昭和音楽大学、洗足学園音楽大学、東京音楽大学各講師。

私の音楽はじめて物語

小学校の鼓笛隊で(左/小6)
小学校の鼓笛隊で(左/小6)
 音楽好きの父の影響で、小2からピアノを習いました。ところが始めて数回目のレッスンで「音符を歌ってみて」と言われ、「ドーミーソー」と声を出したところ「ソ」をかなり外してしまい、先生に大笑いされてしまった。先生に悪気はなかったと思いますが、幼心に傷ついて、それでピアノをやめてしまいました。子どものころは毎日サッカーばかりやっていた気がします。
 小4から学校のブラスバンド部(吹奏楽部)に入れたんですが、先の体験で音楽が嫌いになっていたので入りませんでした。一方で学校には朝礼や区の行事で演奏する鼓笛隊(編成は金管、打楽器など)もあって、これは小5から全員参加。音楽の授業でトランペットのマウスピース(プラスチック製)を渡されて、数日後に吹くテストがありました。それで楽器の振り分けをしたんですね。私は家で何となく吹く練習をして、テストでもたまたま音が出た。それで先生が「君はトロンボーンだね」と。音を出せたのと、体格が良かったので手が届くだろう、という判断だったと思います。

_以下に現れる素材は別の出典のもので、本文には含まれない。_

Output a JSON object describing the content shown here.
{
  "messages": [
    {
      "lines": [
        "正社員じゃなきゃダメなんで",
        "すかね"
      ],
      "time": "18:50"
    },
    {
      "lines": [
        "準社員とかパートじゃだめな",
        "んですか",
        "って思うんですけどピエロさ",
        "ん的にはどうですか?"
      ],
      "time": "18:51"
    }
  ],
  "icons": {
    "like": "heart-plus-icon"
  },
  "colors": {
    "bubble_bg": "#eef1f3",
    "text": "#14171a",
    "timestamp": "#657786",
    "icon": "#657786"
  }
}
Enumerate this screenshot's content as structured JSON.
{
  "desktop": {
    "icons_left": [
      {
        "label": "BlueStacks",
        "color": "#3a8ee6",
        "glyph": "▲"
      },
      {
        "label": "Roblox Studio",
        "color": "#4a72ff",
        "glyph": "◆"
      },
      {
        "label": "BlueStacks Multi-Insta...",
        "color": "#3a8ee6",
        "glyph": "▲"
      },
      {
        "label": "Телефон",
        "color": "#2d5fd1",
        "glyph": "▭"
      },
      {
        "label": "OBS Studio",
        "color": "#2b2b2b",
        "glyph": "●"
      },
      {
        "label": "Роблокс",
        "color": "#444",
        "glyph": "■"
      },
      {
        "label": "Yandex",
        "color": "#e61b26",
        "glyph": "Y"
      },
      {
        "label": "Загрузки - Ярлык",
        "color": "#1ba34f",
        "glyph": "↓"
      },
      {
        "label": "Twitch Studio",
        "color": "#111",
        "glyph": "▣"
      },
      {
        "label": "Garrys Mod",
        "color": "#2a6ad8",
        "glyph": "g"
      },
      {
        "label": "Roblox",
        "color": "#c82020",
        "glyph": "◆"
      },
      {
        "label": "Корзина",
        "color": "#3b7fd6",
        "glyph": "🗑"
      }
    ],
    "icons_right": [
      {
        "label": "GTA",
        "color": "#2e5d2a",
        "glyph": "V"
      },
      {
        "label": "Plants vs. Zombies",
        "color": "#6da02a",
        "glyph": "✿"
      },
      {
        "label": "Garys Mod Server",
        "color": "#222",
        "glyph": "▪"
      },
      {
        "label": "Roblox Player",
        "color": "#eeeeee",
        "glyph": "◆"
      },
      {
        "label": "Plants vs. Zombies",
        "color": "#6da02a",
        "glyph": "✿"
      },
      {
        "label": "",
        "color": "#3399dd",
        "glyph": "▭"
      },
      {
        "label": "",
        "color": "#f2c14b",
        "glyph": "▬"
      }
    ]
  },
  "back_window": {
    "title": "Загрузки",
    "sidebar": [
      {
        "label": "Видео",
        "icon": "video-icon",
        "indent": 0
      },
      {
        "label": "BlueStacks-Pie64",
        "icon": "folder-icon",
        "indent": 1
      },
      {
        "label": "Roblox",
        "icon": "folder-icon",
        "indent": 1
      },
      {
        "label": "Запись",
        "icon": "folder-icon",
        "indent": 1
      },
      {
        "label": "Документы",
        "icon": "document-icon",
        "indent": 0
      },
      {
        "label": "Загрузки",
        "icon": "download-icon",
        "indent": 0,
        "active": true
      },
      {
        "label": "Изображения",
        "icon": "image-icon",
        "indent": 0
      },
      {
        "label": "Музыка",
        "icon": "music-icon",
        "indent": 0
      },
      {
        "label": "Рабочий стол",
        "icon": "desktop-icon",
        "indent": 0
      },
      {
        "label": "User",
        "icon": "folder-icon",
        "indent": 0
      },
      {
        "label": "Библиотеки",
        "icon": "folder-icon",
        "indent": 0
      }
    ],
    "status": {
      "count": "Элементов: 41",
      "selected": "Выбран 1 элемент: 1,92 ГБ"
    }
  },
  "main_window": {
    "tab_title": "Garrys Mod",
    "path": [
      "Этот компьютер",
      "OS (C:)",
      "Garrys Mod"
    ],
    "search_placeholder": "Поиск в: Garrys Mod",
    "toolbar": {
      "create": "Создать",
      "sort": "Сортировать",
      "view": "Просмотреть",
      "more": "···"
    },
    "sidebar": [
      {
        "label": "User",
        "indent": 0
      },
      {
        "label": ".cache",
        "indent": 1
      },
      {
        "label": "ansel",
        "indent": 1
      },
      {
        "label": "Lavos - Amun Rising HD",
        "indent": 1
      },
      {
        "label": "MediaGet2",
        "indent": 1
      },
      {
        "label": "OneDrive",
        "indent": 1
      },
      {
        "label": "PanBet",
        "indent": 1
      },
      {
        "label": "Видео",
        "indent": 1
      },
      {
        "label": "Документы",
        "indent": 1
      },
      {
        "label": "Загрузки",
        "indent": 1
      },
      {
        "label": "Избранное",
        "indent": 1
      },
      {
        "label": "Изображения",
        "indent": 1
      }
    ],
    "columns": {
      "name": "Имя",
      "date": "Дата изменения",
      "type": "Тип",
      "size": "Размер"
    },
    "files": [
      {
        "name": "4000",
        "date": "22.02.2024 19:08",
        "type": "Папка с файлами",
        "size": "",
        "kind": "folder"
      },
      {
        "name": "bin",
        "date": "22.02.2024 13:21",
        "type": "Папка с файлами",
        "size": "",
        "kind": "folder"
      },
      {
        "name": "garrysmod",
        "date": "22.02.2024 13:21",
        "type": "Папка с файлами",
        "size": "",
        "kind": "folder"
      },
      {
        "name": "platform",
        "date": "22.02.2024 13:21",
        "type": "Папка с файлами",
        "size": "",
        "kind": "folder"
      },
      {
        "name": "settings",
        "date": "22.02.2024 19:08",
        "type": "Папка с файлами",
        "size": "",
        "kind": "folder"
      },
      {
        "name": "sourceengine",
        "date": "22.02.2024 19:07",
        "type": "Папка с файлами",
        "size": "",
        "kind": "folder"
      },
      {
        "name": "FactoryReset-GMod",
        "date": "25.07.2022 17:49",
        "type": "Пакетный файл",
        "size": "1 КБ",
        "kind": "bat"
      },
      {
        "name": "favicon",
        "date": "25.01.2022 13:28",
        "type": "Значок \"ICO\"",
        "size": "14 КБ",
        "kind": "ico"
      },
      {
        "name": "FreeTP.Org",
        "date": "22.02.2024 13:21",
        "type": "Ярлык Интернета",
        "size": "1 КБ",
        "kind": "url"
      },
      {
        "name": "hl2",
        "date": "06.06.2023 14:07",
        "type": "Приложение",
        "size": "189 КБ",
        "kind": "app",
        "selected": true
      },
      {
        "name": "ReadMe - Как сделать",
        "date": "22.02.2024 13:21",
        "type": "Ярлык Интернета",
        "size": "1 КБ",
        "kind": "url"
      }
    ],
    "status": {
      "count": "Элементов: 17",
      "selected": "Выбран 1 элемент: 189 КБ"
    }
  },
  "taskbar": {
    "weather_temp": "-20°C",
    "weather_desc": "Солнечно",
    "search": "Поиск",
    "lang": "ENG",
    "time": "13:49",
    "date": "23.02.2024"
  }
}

 トロンボーンを初めて手にした日にすぐに音階を吹けて、意外と面白いなと。中学ではサッカーか吹奏楽かで迷ったんですが、友だちに誘われて吹奏楽部へ。
 バストロンボーンに出会ったのは中1の途中です。ロータリーの付いたメカっぽいのが格好良かったのと、マーチで(リズムの後打ちではなく)前打ちをやれる。その2点に完全に惚れ込んでしまって。顧問の森崎正和先生に無理を言ってバストロンボーンを吹き始めました。
 中学の部活はあまり盛んではなかったのですが、中2から渋谷区青少年吹奏楽団へ入りました。三界秀実さん(現・都響首席クラリネット奏者)が創設メンバーだった団体で、もう三界さんは吹奏楽団を卒業していましたけれど、中学生の自分にとっては伝説的な存在でした。部活ではスーザなどのマーチをたくさんやり、青少年吹奏楽団では《運命の力》序曲や《シンフォニア・ノビリッシマ》など名曲を体験できて、楽しかったですね。
 中2の時に東京トロンボーン四重奏団のCDを聴いて夢中になり、テレビでN響アワーを観たりしているうちに、オーケストラでトロンボーンをやりたい、という気持ちが芽生えてきました。青少年吹奏楽団の指導をしていた大石清先生(東京藝大教授/テューバ)に、音大へ行きたい、と相談したのは中3の時です。
 本当は音大付属高校へ行きたかったんですが、今からでは間に合わないだろう、と周囲に反対され、ひとまず都立の普通高校へ。大石先生に秋山鴻市先生(N響バストロンボーン奏者)を紹介していただき、高1から師事しました。洗足学園大学に進み、フリーランスで15年ほど活動、都響入団は2012年です。
 都響のロウ・ブラス(トロンボーン&テューバ)は演奏スタイルも音色も素晴らしくて、統一感がある。その伝統を受け継ぎつつ、より良いセクションにしていけたらな、と思っています。